PGPASSWORD="$DB_PASSWORD" dropdb \
-h "$DB_HOST" \
-p "$DB_PORT" \
-U "$DB_USER" \
"$DB_NAME"
echo "Creating new database..."
PGPASSWORD="$DB_PASSWORD" createdb \
-h "$DB_HOST" \
-p "$DB_PORT" \
-U "$DB_USER" \
"$DB_NAME"
echo "Restoring database from backup..."
if [[ "$BACKUP_FILE" == *.gz ]]; then
gunzip -c "$BACKUP_FILE" | PGPASSWORD="$DB_PASSWORD" pg_restore \
-h "$DB_HOST" \
-p "$DB_PORT" \
-U "$DB_USER" \
-d "$DB_NAME" \
--verbose
else
PGPASSWORD="$DB_PASSWORD" pg_restore \
-h "$DB_HOST" \
-p "$DB_PORT" \
-U "$DB_USER" \
-d "$DB_NAME" \
--verbose \
"$BACKUP_FILE"
fi
echo "Starting Kong..."
sudo systemctl start kong
echo "Verifying Kong status..."
sleep 5
curl -s http://localhost:8001/status | jq .

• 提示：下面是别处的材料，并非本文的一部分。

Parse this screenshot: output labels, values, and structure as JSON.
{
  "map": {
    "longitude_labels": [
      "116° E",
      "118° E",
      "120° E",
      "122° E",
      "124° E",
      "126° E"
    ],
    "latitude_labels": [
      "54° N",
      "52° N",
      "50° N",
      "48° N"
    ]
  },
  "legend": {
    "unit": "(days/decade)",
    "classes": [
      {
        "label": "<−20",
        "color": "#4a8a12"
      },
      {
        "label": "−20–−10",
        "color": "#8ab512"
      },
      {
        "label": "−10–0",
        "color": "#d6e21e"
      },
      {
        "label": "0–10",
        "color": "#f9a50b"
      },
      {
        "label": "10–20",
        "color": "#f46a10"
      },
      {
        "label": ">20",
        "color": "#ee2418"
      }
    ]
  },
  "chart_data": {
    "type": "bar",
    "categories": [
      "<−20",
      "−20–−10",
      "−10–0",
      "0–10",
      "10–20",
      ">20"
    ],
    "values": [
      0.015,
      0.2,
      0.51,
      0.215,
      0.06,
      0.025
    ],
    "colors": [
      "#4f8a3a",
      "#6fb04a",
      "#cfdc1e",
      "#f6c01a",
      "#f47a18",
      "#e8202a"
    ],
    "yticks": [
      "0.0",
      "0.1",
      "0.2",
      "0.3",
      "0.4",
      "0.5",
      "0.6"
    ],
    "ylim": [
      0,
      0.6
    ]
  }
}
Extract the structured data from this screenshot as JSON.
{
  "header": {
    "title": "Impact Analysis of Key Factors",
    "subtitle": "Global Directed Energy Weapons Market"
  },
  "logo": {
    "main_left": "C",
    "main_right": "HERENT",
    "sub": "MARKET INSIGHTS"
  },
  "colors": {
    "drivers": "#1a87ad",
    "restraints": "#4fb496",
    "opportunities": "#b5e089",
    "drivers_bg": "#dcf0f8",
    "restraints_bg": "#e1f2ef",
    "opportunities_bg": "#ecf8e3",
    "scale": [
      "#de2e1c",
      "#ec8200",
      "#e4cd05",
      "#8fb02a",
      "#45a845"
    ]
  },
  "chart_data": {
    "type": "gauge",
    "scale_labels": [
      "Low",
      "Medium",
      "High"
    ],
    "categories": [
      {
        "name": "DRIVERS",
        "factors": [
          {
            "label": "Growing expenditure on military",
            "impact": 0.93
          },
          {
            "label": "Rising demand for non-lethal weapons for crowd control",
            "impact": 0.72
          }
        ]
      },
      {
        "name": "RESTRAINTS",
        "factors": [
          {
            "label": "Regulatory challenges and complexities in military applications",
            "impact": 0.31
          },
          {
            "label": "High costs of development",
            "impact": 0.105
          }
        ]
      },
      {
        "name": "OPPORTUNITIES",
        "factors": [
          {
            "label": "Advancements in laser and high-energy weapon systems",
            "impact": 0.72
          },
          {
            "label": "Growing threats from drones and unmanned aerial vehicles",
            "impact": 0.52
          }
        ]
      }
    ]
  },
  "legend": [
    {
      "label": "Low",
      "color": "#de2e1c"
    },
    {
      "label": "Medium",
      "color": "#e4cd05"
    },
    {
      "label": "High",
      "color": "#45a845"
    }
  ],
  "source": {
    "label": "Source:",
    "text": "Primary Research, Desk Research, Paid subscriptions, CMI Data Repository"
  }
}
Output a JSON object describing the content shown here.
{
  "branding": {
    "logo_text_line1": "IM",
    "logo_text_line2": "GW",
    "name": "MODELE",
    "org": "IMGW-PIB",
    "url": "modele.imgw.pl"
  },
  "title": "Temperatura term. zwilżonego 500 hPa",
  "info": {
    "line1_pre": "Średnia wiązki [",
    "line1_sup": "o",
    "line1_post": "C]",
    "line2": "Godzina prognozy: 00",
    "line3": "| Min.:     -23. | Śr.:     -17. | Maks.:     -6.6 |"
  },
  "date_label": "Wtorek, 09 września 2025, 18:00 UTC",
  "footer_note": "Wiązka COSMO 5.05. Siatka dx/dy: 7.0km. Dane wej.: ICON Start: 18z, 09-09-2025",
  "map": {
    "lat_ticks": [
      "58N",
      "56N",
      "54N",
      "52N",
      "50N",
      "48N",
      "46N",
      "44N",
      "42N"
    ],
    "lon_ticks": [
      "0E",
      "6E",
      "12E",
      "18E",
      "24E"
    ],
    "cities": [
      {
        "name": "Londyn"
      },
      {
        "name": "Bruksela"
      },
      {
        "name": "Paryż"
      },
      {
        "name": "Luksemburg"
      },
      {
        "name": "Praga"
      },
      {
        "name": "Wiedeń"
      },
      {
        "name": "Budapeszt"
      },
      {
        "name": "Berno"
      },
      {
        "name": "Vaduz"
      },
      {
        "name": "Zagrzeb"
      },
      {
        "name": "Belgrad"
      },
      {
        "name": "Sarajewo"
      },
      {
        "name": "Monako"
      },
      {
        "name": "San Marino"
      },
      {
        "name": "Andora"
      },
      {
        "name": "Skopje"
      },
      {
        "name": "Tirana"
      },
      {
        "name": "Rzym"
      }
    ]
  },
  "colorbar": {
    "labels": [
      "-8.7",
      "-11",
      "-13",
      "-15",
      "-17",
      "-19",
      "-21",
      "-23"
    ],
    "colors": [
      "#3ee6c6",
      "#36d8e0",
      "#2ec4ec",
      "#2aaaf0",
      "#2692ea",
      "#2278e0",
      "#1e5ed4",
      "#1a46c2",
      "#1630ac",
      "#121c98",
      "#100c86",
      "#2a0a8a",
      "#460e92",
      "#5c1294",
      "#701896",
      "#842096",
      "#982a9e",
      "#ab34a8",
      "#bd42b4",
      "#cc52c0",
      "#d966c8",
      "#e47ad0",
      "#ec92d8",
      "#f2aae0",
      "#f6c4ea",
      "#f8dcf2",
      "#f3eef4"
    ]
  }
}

echo "Database restore completed successfully!"
7.3.2 配置恢复
#!/bin/bash
# restore-config.sh
set -e
BACKUP_FILE=$1
KONG_ADMIN_URL=${KONG_ADMIN_URL:-http://localhost:8001}
if [ -z "$BACKUP_FILE" ]; then
echo "Usage: $0 <config_backup_file>"
exit 1
fi
if [ ! -f "$BACKUP_FILE" ]; then
echo "Backup file not found: $BACKUP_FILE"
exit 1
fi
echo "WARNING: This will restore Kong configuration from backup."
echo "All current configuration will be replaced!"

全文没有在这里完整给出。